The film’s supporting cast is also excellent, especially Charles Dance as Benedict, who plays deliciously evil both comically and threateningly. There’s also Frank McRae as Lt. Dekker, who often speaks in angrish (complete with steam coming from his ears), F. Murray Abraham as John Practice (which sort of doubles as a cameo), and Bridgette Wilson as Meredith Caprice as Whitney Slater, Jack’s daughter. Then come the copious cameos, some of which exist in the movie world as quick gags, and some of which exist in the real world as quicker gags. In the case of these cameos, one might argue they’re unnecessary, but their needlessness, like many other things in the movie, can be seen as “part of the joke.”
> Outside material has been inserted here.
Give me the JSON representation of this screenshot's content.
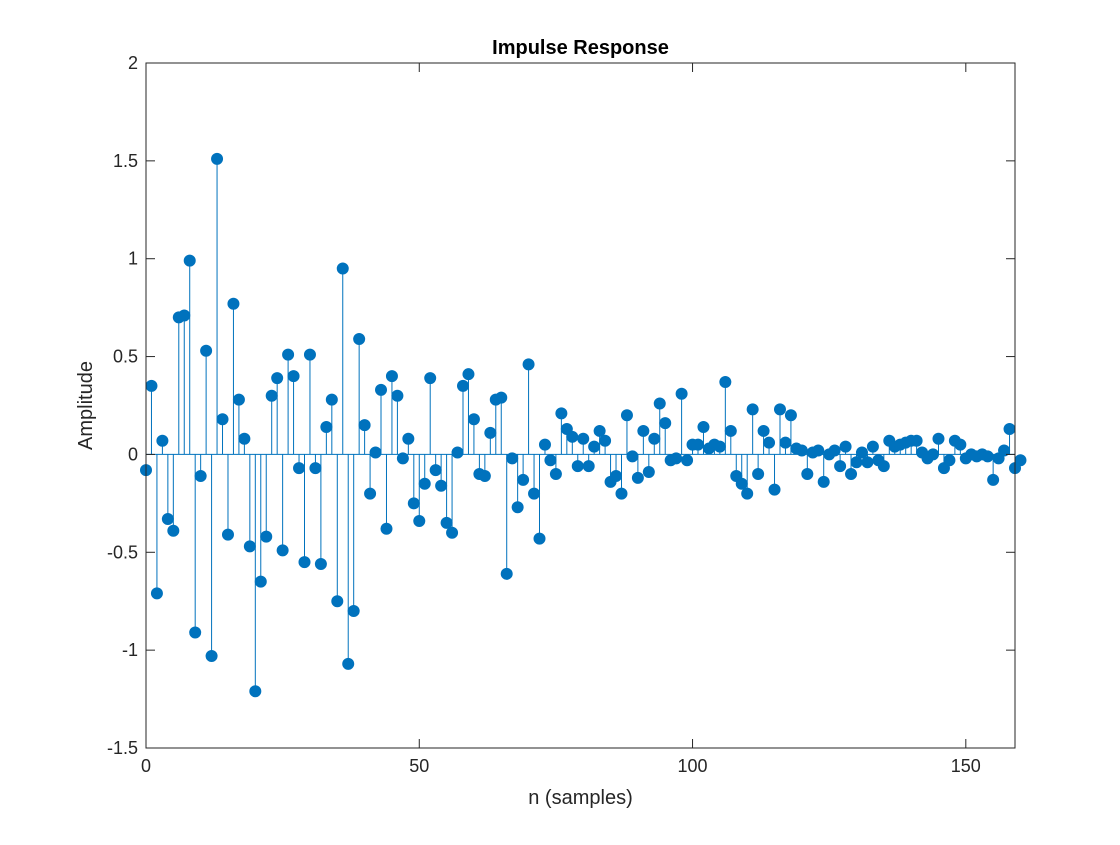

I’ve mentioned how the film’s greatest strength is also its weakness, and much of its dual fantasy-action-parody-meta-film-satire nature is due to the different story and scriptwriters, resulting in a film that isn’t strictly action, isn’t solely parody, isn’t too satirical, but is almost always comedic. Whether any, all, or only some of it comes together is wholly dependent on how accepting or unamused the potential audience member will be. And Last Action Hero can be seen as being ahead of its time, especially since more “family friendly” and PG-13 rated action films have come out in the years since. Yet Last Action Hero also is a film of its time, from its cameos, tropes, cliches, and portrayal of people and places. Even so, it’s wildly entertaining, funny as hell, and ultimately sweet at its core. Last Action Hero may not be for everyone, and may always struggle to find an audience, but just like Jack Slater, it’ll always be there when we need it.